Red State Report

The headline in the local paper the day I arrived in Salt Lake City; "Utahans Still Stand Behind Trump."

The word, "still" was heartening.

Utah was my first Red State on a trip that started in San Francisco, moved on to Los Angeles, and then Las Vegas, Nevada.

I'd thought Nevada was a Red State but was corrected there by my nephew Preston who said the state went to Hillary and then Googled it to prove he was correct. Nevada is, apparently, like Oregon, an essentially Red State but with population concentrations (in Oregon's case, Portland and Eugene, in Nevada's, Las Vegas and Reno) that turn a Red State into a Blue State.

Honestly, I don't feel any different, yet, in a Red State than I once felt in a Blue State.
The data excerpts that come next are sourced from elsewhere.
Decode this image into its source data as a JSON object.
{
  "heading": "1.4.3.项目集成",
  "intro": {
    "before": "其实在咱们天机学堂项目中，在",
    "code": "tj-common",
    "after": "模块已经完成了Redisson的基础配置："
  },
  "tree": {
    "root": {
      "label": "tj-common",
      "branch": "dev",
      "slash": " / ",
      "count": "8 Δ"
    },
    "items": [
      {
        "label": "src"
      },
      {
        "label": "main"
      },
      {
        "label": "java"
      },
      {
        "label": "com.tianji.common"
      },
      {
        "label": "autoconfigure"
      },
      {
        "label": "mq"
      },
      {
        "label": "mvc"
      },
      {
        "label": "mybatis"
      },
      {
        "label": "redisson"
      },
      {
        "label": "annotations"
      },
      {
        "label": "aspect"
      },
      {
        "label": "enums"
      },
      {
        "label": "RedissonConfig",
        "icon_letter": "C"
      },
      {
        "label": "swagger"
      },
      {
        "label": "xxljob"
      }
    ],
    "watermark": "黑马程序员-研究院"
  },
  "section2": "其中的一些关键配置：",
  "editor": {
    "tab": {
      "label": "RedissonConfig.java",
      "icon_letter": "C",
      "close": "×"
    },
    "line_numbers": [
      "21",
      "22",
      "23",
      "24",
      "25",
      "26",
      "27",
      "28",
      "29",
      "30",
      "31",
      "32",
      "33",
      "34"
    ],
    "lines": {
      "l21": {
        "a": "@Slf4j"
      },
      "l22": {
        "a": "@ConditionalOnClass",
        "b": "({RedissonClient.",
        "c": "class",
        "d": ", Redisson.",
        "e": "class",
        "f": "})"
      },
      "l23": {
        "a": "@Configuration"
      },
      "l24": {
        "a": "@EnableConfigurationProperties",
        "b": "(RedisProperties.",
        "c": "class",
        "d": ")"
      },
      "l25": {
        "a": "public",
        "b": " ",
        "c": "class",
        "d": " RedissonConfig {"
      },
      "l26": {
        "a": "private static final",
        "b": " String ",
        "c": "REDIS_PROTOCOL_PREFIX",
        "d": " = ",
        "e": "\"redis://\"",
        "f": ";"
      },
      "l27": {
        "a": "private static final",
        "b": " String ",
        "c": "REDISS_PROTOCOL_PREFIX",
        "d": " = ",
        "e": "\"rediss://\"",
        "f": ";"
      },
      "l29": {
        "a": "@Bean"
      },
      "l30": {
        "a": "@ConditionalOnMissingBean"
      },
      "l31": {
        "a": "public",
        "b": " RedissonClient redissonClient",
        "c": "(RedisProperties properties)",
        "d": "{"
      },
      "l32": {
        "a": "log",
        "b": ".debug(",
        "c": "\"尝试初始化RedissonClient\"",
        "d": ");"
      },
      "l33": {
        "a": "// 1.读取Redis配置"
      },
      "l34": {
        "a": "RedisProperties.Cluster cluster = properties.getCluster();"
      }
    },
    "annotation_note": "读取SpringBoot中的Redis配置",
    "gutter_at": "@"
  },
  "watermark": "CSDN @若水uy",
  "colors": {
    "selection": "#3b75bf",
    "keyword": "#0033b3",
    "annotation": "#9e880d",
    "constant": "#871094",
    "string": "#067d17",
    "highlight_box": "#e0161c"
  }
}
The show must go on.

Good news: the Utah State Legislature recently voted to name The Spiral Jetty, Robert Smithson's earth artwork on the Great Salt Lake, the official artwork of the State of Utah. Bad news: marijuana is not legal and every time the legislature gets close to making marijuana legal, at least for medicinal purposes, there's a cadre of Mormon legislators who vote it down, according to my daughter-in-law Tasha who lives in Salt Lake City with my son and is pregnant.

While traveling, alone and by car toward the ultimate destination of upstate Wyoming, intriguing new publishing proposals catch up to me unbidden, coming over the IFSF website from Red and Blue States across the nation. Here are a few:

1) Even Jesus Can't Get Past Immigration: the story of a American man of Mexican heritage, Jesus Nazaroth, who is denied entry to the US, despite having a US passport.

2) The Long Lost Notes of Lucretius: ancient manuscripts believed to have been written by the famed literary critic, whose essay "On the Sublime" remains a touchstone of lit theory.

3) Everything Happens in Small Meetings: an insider's guide to the reality that politics is essentially boring work, and that both policy and activation of policy is a matter of staying awake in warm rooms while drinking weak coffee.

4) Poetry from the Land of Science Fiction: a collection of experimental verse written by students at the University of Wyoming.

I'll be at the cabin in Wyoming, the Reddest of Red States, in a matter of days. The cabin's a wonderful place to read. It's so quiet there you can hear a falling star drop.